“A voice-enabled machine which reads book and replies to the questions.
In this project I built a voice-enabled teachable machine which can scan text from a book pages or any text source and convert that to a context and users can ask questions related to that context and the machine can answer just using the context. I always wanted to make such kind of edge device which is easy to deploy and can be trained for a given context effortlessly without needing any internet connection.
Machine Learning Models used in the Application
Three machine learning models are used:
1. Tesseract OCR (LSTM based model)
Tesseract is an OCR engine with support for unicode and the ability to recognize more than 100 languages out of the box.

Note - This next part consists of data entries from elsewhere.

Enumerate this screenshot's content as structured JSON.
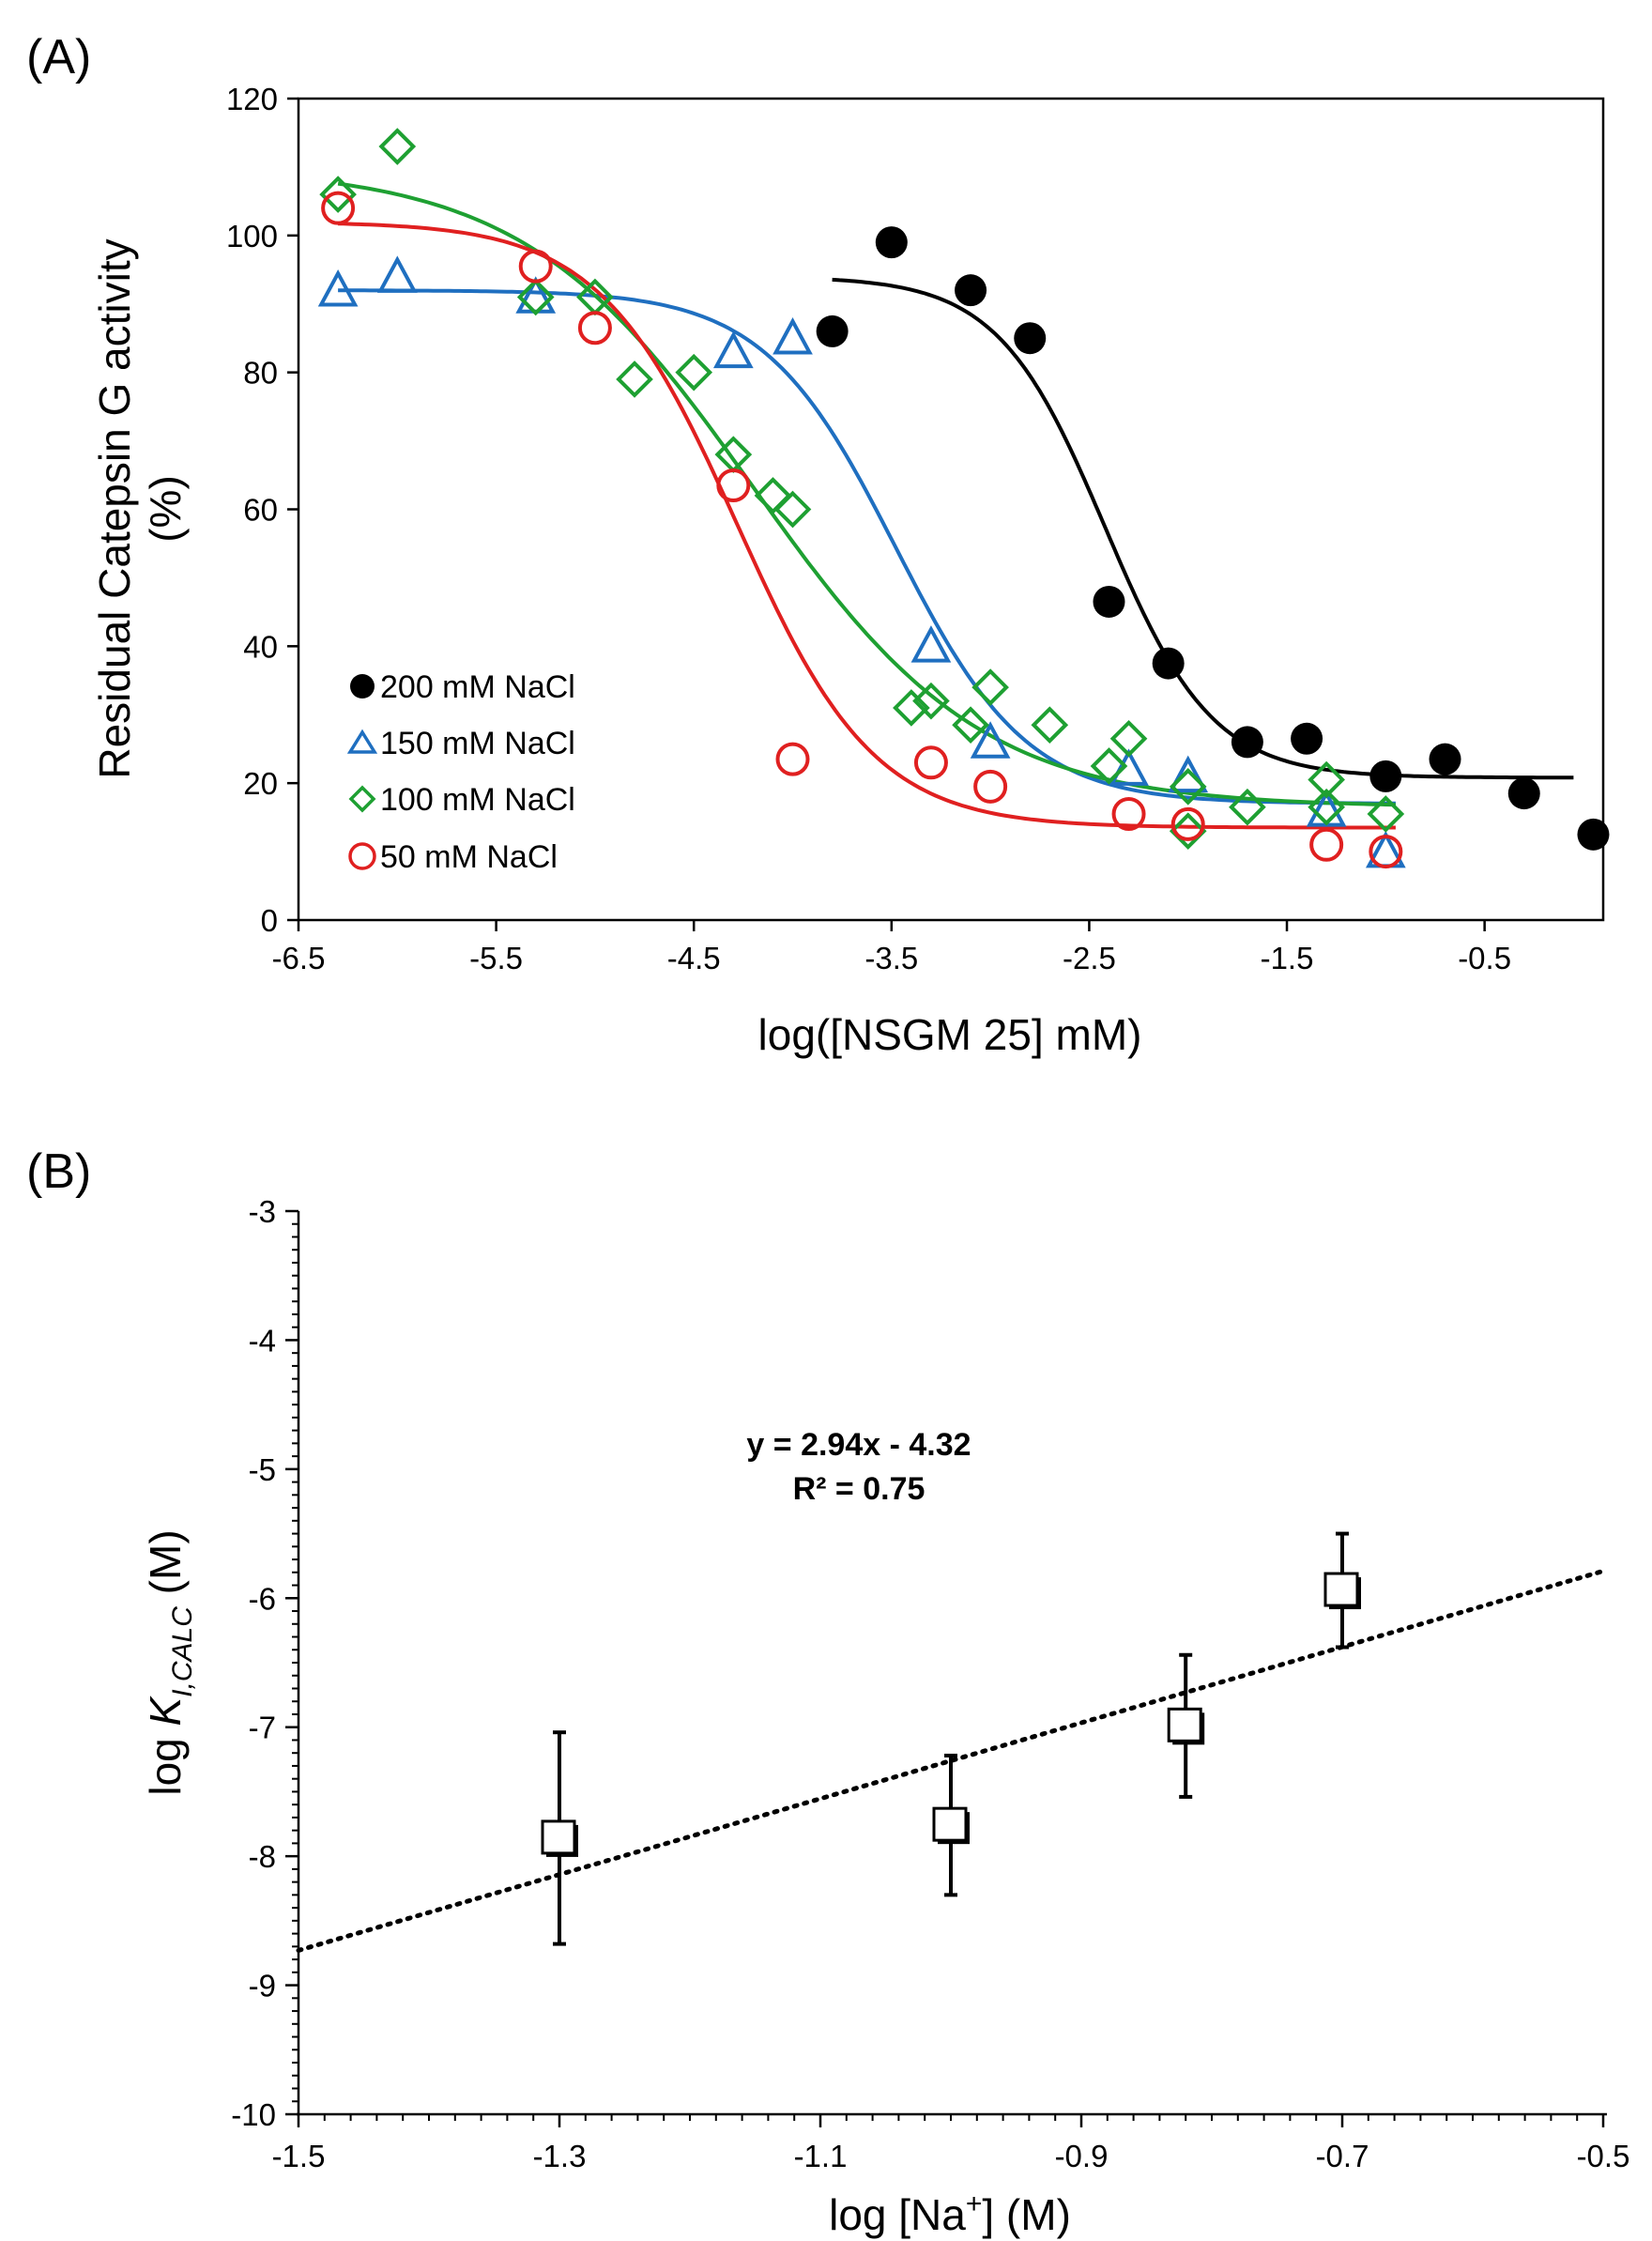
{
  "panel_a": {
    "label": "(A)",
    "chart_data": {
      "type": "scatter",
      "title": "",
      "xlabel": "log([NSGM 25] mM)",
      "ylabel_line1": "Residual Catepsin G activity",
      "ylabel_line2": "(%)",
      "xlim": [
        -6.5,
        0.1
      ],
      "ylim": [
        0,
        120
      ],
      "xticks": [
        -6.5,
        -5.5,
        -4.5,
        -3.5,
        -2.5,
        -1.5,
        -0.5
      ],
      "xtick_labels": [
        "-6.5",
        "-5.5",
        "-4.5",
        "-3.5",
        "-2.5",
        "-1.5",
        "-0.5"
      ],
      "yticks": [
        0,
        20,
        40,
        60,
        80,
        100,
        120
      ],
      "ytick_labels": [
        "0",
        "20",
        "40",
        "60",
        "80",
        "100",
        "120"
      ],
      "legend_position": "bottom-left",
      "series": [
        {
          "name": "200 mM NaCl",
          "marker": "filled-circle",
          "color": "#000000",
          "x": [
            -3.8,
            -3.5,
            -3.1,
            -2.8,
            -2.4,
            -2.1,
            -1.7,
            -1.4,
            -1.0,
            -0.7,
            -0.3,
            0.05
          ],
          "y": [
            86,
            99,
            92,
            85,
            46.5,
            37.5,
            26,
            26.5,
            21,
            23.5,
            18.5,
            12.5
          ],
          "fit": {
            "top": 94,
            "bottom": 20.8,
            "logIC50": -2.42,
            "hill": 1.6,
            "x_range": [
              -3.8,
              -0.05
            ]
          }
        },
        {
          "name": "150 mM NaCl",
          "marker": "open-triangle",
          "color": "#1f6fc0",
          "x": [
            -6.3,
            -6.0,
            -5.3,
            -4.3,
            -4.0,
            -3.3,
            -3.0,
            -2.3,
            -2.0,
            -1.3,
            -1.0
          ],
          "y": [
            92,
            94,
            91,
            83,
            85,
            40,
            26,
            22,
            21,
            16,
            10
          ],
          "fit": {
            "top": 92,
            "bottom": 17,
            "logIC50": -3.48,
            "hill": 1.3,
            "x_range": [
              -6.3,
              -0.95
            ]
          }
        },
        {
          "name": "100 mM NaCl",
          "marker": "open-diamond",
          "color": "#1ea032",
          "x": [
            -6.3,
            -6.0,
            -5.3,
            -5.0,
            -4.8,
            -4.5,
            -4.3,
            -4.1,
            -4.0,
            -3.4,
            -3.3,
            -3.1,
            -3.0,
            -2.7,
            -2.4,
            -2.3,
            -2.0,
            -2.0,
            -1.7,
            -1.3,
            -1.3,
            -1.0
          ],
          "y": [
            106,
            113,
            91,
            91,
            79,
            80,
            68,
            62,
            60,
            31,
            32,
            28.5,
            34,
            28.5,
            22.5,
            26.5,
            13,
            19.5,
            16.5,
            16.5,
            20.5,
            15.5
          ],
          "fit": {
            "top": 110,
            "bottom": 16.5,
            "logIC50": -4.2,
            "hill": 0.75,
            "x_range": [
              -6.3,
              -0.95
            ]
          }
        },
        {
          "name": "50 mM NaCl",
          "marker": "open-circle",
          "color": "#e02020",
          "x": [
            -6.3,
            -5.3,
            -5.0,
            -4.3,
            -4.0,
            -3.3,
            -3.0,
            -2.3,
            -2.0,
            -1.3,
            -1.0
          ],
          "y": [
            104,
            95.5,
            86.5,
            63.5,
            23.5,
            23,
            19.5,
            15.5,
            14,
            11,
            10
          ],
          "fit": {
            "top": 102,
            "bottom": 13.5,
            "logIC50": -4.28,
            "hill": 1.25,
            "x_range": [
              -6.3,
              -0.95
            ]
          }
        }
      ]
    }
  },
  "panel_b": {
    "label": "(B)",
    "chart_data": {
      "type": "scatter",
      "title": "",
      "xlabel_prefix": "log [Na",
      "xlabel_sup": "+",
      "xlabel_suffix": "] (M)",
      "ylabel_prefix": "log ",
      "ylabel_k": "K",
      "ylabel_sub": "I,CALC",
      "ylabel_suffix": " (M)",
      "xlim": [
        -1.5,
        -0.5
      ],
      "ylim": [
        -10,
        -3
      ],
      "xticks": [
        -1.5,
        -1.3,
        -1.1,
        -0.9,
        -0.7,
        -0.5
      ],
      "xtick_labels": [
        "-1.5",
        "-1.3",
        "-1.1",
        "-0.9",
        "-0.7",
        "-0.5"
      ],
      "yticks": [
        -10,
        -9,
        -8,
        -7,
        -6,
        -5,
        -4,
        -3
      ],
      "ytick_labels": [
        "-10",
        "-9",
        "-8",
        "-7",
        "-6",
        "-5",
        "-4",
        "-3"
      ],
      "points": {
        "marker": "open-square",
        "x": [
          -1.3,
          -1.0,
          -0.82,
          -0.7
        ],
        "y": [
          -7.86,
          -7.76,
          -6.99,
          -5.94
        ],
        "err": [
          0.82,
          0.54,
          0.55,
          0.44
        ]
      },
      "trendline": {
        "style": "dotted",
        "slope": 2.94,
        "intercept": -4.32,
        "x_range": [
          -1.5,
          -0.5
        ]
      },
      "equation": "y = 2.94x - 4.32",
      "r_squared": "R² = 0.75"
    }
  }
}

It can be trained to recognize other languages.
2. DeepSpeech (TensorFlow Lite model)
DeepSpeech is an open source Speech-To-Text engine, using a model trained by machine learning techniques which Google’s TensorFlow to make the implementation easier.

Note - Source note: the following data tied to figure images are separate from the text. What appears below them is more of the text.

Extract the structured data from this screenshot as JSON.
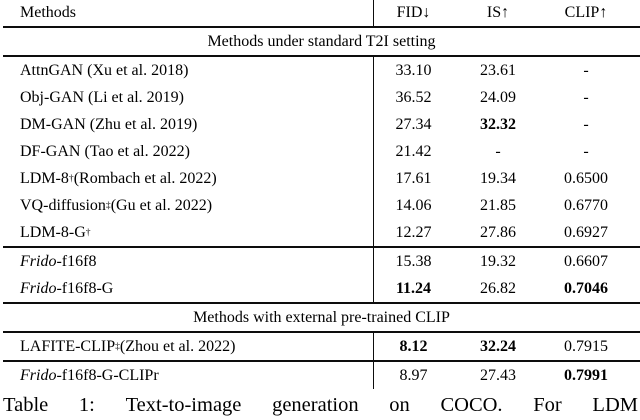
{
  "header": {
    "methods": "Methods",
    "fid": "FID↓",
    "is": "IS↑",
    "clip": "CLIP↑"
  },
  "sections": [
    {
      "title": "Methods under standard T2I setting",
      "groups": [
        {
          "rows": [
            {
              "method": [
                [
                  "AttnGAN (Xu et al. 2018)",
                  "n"
                ]
              ],
              "fid": {
                "text": "33.10",
                "bold": false
              },
              "is": {
                "text": "23.61",
                "bold": false
              },
              "clip": {
                "text": "-",
                "bold": false
              }
            },
            {
              "method": [
                [
                  "Obj-GAN (Li et al. 2019)",
                  "n"
                ]
              ],
              "fid": {
                "text": "36.52",
                "bold": false
              },
              "is": {
                "text": "24.09",
                "bold": false
              },
              "clip": {
                "text": "-",
                "bold": false
              }
            },
            {
              "method": [
                [
                  "DM-GAN (Zhu et al. 2019)",
                  "n"
                ]
              ],
              "fid": {
                "text": "27.34",
                "bold": false
              },
              "is": {
                "text": "32.32",
                "bold": true
              },
              "clip": {
                "text": "-",
                "bold": false
              }
            },
            {
              "method": [
                [
                  "DF-GAN (Tao et al. 2022)",
                  "n"
                ]
              ],
              "fid": {
                "text": "21.42",
                "bold": false
              },
              "is": {
                "text": "-",
                "bold": false
              },
              "clip": {
                "text": "-",
                "bold": false
              }
            },
            {
              "method": [
                [
                  "LDM-8",
                  "n"
                ],
                [
                  "†",
                  "sup"
                ],
                [
                  " (Rombach et al. 2022)",
                  "n"
                ]
              ],
              "fid": {
                "text": "17.61",
                "bold": false
              },
              "is": {
                "text": "19.34",
                "bold": false
              },
              "clip": {
                "text": "0.6500",
                "bold": false
              }
            },
            {
              "method": [
                [
                  "VQ-diffusion",
                  "n"
                ],
                [
                  "‡",
                  "sup"
                ],
                [
                  " (Gu et al. 2022)",
                  "n"
                ]
              ],
              "fid": {
                "text": "14.06",
                "bold": false
              },
              "is": {
                "text": "21.85",
                "bold": false
              },
              "clip": {
                "text": "0.6770",
                "bold": false
              }
            },
            {
              "method": [
                [
                  "LDM-8-G",
                  "n"
                ],
                [
                  "†",
                  "sup"
                ]
              ],
              "fid": {
                "text": "12.27",
                "bold": false
              },
              "is": {
                "text": "27.86",
                "bold": false
              },
              "clip": {
                "text": "0.6927",
                "bold": false
              }
            }
          ]
        },
        {
          "rows": [
            {
              "method": [
                [
                  "Frido",
                  "i"
                ],
                [
                  "-f16f8",
                  "n"
                ]
              ],
              "fid": {
                "text": "15.38",
                "bold": false
              },
              "is": {
                "text": "19.32",
                "bold": false
              },
              "clip": {
                "text": "0.6607",
                "bold": false
              }
            },
            {
              "method": [
                [
                  "Frido",
                  "i"
                ],
                [
                  "-f16f8-G",
                  "n"
                ]
              ],
              "fid": {
                "text": "11.24",
                "bold": true
              },
              "is": {
                "text": "26.82",
                "bold": false
              },
              "clip": {
                "text": "0.7046",
                "bold": true
              }
            }
          ]
        }
      ]
    },
    {
      "title": "Methods with external pre-trained CLIP",
      "groups": [
        {
          "rows": [
            {
              "method": [
                [
                  "LAFITE-CLIP",
                  "n"
                ],
                [
                  "‡",
                  "sup"
                ],
                [
                  " (Zhou et al. 2022)",
                  "n"
                ]
              ],
              "fid": {
                "text": "8.12",
                "bold": true
              },
              "is": {
                "text": "32.24",
                "bold": true
              },
              "clip": {
                "text": "0.7915",
                "bold": false
              }
            }
          ]
        },
        {
          "rows": [
            {
              "method": [
                [
                  "Frido",
                  "i"
                ],
                [
                  "-f16f8-G-CLIPr",
                  "n"
                ]
              ],
              "fid": {
                "text": "8.97",
                "bold": false
              },
              "is": {
                "text": "27.43",
                "bold": false
              },
              "clip": {
                "text": "0.7991",
                "bold": true
              }
            }
          ]
        }
      ]
    }
  ],
  "caption_words": [
    "Table",
    "1:",
    "Text-to-image",
    "generation",
    "on",
    "COCO.",
    "For",
    "LDM"
  ],
  "colors": {
    "text": "#000000",
    "rule": "#0d0d0d",
    "background": "#ffffff"
  }
}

BERT is a language representation model which stands for Bidirectional Encoder Representations from Transformers. The pre-trained BERT model can be fine-tuned with just one additional output layer to create state-of-the-art models for a wide range of tasks, such as question answering and language inference, without substantial task-specific architecture modifications.
The first 2 models run at Raspberry Pi 4 and the last one runs at the Intel Neural Compute Stick 2 using the OpenVINO Toolkit.”